Brian thinks that she is getting a bit too comfortable in her position as the boss’ pet. “I need you to help me with something. When was the last time I…had someone in here?”
“Had someone? You mean…?” She wrinkles her nose. “I’m not sure. Justin was here on Wednesday. And the Friday before that. And–”
“No, I mean someone other than Justin.”
She stares at him, stumped. “I thought you didn’t do other guys anymore.”
A long silent moment, and then Brian’s forehead hits the desk. “Fuck!”
Cynthia cracks up. “Boss, do I have to explain everything to you?” she asks mockingly. “I can’t believe you didn’t know you’re in a relationship!”
Relationship. Fuck.
Just Justin.
Well. Maybe it wasn’t SO bad.
Brian drives over to Justin’s school during his lunch hour again. He doesn’t really think about what this means, or what Justin will assume from it, or how it will tarnish his reputation. He just shows up in the quad, finds Justin surrounded by his friends. Grabs him, kisses him on the mouth, and drags him into the car. Justin’s friends stare after him, snickering.

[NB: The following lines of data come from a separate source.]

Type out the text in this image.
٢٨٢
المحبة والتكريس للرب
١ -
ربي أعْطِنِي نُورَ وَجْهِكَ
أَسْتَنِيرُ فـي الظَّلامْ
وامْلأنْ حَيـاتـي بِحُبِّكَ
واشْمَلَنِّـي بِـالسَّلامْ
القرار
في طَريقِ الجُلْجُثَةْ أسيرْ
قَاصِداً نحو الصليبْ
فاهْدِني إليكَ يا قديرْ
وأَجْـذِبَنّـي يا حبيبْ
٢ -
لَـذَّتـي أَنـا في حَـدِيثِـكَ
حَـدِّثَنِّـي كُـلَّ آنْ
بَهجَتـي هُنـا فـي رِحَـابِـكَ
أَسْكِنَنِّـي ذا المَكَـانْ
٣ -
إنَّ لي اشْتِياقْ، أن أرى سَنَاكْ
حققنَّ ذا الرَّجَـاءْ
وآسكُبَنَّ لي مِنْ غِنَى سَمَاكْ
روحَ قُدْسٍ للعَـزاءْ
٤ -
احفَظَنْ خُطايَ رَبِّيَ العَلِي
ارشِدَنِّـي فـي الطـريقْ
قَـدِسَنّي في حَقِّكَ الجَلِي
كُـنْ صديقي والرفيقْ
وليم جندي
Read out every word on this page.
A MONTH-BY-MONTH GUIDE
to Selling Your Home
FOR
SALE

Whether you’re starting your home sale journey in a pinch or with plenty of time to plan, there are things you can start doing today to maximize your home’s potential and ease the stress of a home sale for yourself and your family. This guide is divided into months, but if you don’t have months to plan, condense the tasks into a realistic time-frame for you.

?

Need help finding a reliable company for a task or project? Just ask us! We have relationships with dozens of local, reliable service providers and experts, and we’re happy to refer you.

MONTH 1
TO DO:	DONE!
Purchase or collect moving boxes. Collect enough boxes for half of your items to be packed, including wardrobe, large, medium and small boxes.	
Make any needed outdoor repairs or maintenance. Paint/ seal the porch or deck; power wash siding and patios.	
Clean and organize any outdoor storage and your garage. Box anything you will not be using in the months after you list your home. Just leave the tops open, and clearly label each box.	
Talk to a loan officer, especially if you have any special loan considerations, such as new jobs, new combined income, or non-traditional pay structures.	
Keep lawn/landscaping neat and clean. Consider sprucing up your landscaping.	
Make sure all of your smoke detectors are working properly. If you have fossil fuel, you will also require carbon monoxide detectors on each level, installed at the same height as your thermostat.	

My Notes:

Justin gapes. “Brian, what the fuck are you doing?” He adjusts the cuffs of his beautiful blue cashmere sweater (when did Justin start wearing grown-up clothes?) and blinks as Brian squeals out of the parking lot.
Brian looks at him, his Lost Boy, the one who used to be too scared to walk down the street, the one whose smile makes him want to be a better person. “I’m taking you for lunch,” he says, and kisses him again.